Tarihte amblem ve renkler, daha mı önemliydi?
Bu soru, galiba daha da renklenmiş, belki biraz daha yorucu
hale gelmeye başlamış günümüzde sorulacak soru gibi görülmüyor olabilir. Ama
sanılandan farklı olarak, Antik zamanlarda renkler çok önemliydi.

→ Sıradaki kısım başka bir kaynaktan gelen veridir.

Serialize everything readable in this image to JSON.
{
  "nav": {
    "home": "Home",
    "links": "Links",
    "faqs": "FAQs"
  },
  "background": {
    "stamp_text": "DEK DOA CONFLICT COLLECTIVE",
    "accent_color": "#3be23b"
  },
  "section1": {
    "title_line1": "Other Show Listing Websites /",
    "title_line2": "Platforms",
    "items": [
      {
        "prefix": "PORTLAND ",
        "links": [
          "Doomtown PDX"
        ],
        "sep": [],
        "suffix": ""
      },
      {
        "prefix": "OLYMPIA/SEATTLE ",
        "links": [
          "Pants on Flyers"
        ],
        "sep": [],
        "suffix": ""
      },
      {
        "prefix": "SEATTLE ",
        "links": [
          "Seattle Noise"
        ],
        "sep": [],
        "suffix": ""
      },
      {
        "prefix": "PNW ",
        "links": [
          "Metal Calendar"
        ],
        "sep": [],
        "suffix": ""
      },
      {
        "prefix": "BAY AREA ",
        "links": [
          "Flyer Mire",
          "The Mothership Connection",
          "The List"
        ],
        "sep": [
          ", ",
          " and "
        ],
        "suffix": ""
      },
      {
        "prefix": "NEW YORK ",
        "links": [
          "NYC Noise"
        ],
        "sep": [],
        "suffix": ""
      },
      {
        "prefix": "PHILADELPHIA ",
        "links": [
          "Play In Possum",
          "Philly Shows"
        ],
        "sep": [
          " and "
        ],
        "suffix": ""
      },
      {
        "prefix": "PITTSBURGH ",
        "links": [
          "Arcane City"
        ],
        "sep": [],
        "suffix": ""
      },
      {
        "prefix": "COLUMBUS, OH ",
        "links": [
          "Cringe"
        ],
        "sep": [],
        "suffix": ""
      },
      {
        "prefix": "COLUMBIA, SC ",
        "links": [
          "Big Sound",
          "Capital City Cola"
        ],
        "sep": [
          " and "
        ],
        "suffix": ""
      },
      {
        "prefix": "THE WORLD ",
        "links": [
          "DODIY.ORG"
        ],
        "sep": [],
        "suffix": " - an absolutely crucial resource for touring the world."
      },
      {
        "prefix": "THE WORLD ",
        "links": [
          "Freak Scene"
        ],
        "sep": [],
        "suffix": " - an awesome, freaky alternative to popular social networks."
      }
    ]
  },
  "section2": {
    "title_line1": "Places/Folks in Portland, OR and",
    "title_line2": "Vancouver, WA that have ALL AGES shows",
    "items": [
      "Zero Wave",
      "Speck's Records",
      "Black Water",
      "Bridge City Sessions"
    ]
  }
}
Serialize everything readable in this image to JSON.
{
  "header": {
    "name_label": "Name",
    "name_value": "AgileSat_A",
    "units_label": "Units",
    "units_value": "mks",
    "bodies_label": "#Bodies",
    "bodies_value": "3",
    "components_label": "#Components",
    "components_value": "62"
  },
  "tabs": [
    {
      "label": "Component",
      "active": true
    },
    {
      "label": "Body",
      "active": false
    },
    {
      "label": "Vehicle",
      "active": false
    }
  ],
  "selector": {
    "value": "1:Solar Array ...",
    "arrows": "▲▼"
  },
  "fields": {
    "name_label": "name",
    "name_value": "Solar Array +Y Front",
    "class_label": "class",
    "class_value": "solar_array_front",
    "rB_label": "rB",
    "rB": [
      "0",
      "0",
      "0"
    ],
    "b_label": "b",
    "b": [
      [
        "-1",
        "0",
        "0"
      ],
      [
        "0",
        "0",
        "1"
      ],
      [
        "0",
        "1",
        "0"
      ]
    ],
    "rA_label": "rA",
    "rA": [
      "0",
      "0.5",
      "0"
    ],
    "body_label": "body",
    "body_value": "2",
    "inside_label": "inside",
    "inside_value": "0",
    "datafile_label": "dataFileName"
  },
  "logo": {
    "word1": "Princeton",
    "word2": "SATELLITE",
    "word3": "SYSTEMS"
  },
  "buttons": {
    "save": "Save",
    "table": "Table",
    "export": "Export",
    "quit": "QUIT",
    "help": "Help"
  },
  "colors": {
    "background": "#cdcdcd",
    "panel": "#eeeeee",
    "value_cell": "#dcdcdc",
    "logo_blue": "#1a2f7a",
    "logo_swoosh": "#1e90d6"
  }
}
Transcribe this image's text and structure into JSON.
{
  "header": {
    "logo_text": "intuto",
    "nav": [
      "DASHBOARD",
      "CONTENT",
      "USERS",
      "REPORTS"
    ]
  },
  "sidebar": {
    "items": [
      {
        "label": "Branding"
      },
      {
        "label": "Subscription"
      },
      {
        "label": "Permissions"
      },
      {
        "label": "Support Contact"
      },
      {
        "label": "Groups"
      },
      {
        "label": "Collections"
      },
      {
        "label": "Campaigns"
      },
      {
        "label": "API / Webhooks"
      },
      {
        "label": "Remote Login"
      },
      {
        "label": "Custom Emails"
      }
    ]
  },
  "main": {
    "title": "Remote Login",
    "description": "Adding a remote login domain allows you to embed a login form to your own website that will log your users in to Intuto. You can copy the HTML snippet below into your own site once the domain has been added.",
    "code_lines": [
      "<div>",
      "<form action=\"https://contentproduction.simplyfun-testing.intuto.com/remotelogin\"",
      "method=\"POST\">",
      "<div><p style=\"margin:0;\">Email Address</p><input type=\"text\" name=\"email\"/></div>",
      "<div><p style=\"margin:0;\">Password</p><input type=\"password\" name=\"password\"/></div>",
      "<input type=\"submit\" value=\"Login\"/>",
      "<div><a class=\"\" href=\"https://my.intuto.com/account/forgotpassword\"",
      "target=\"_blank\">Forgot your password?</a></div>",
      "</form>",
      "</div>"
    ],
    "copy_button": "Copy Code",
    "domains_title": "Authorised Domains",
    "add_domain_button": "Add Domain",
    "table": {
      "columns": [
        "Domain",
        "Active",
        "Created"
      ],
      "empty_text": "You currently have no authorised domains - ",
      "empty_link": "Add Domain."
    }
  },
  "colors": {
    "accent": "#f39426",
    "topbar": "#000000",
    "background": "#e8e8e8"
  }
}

Genel yanılgı olarak, Antik yapıların, Anadolu ve Avrupa’da
beyaz, Kuzey Afrika’da sarımtırak tonlarda olduğu sanılır. Ama bunun yanlış
olduğu kısa bir süre önce ortaya çıktı. Özellikle her uygarlığın özel bir rengi
sembolü var. Bu artık daha iyi biliniyor. Roma’nın kurdu, Mısır’ın kartalı,
Perslerin aslanı bilinen simgelerden olsa da, bu tanımlamayı renklerle de
ortaya koydukları kesin. Özellikle Roma’nın kırmızı ve altın renginden oluşan
bayrakları, Mısır’ın ise mavi ve altın rengini kullanımı, sürekli karşı karşıya
gelen bu iki Antik uygarlığın arasında enteresan bir kombinasyona dönüştüğünü
gösteriyor.
Peki, Nasıl Boyuyorlardı?
Kök boyası, çeşitli bitkiler kullanıldığı herkesin aklına
gelebilir, ama özellikle Roma ve Yunan heykellerindeki boyama tekniğini şu yazı
oldukça iyi anlatmış:
“Tablolar için de kullanılan bir ışık tutma
tekniği ile fırça darbeleri ve yüzeydeki farklılıklar görülebiliyor. Aynı
teknik heykellere uygulandığında, farklı renkler farklı oranlarda solduğu için
ve bazen alt katmanlardaki boyalar üsttekiler tarafından daha fazla korunduğu
için, detaylı örüntüler görülebiliyor.
Başka bir teknik ise ultraviyole ışığın kullanılması. Organik bileşenlerin
florasan ışık gibi parlamasını sağlayan ultraviyole ışınları, heykellerin
üzerinde kalmış çok az miktardaki pigmentlerin parlamasını sağlayabiliyor. Bu
teknikler ile desenler belli olsa da, heykellerinhangi renklere boyanmış olduğu sorusu
da önem taşıyor.
Yıllar renkleri soldursa da, renkleri oluşturmak için kullanılan bitki ve
hayvanlardan veya taş ve kabuklardan elde edilen pigmentlerin hikayesi
yine ışık yardımıyla bulunabiliyor. Kızılötesi ve X ışınları sayesinde
boyaların hangi maddelerden oluşturulduğu ve böylece aşağı yukarı ne renk
oldukları çözülüyor. Bu bilgi, hangi dalgaboylarının ne kadar emildiği
gözlemine dayanıyor.
İstanbul Arkeoloji Müzesi'nde İskender Lahdi adlı çarpıcı ve önemli
bir eser var.
Bu bilgi Antik Yunan'ı hayal edişimizi tamamen değiştirebilir. Heykel ve tapınaklar bir yana, o zamanda yaşamış insanların bile genelde beyaz giyindiğini düşünüyorduk. O dönemi konu alan film ve dizileri gözünüzün önüne getirirseniz beyazın hayalimizdeki Antik Yunan'daki hakimiyetini fark edeceksiniz.”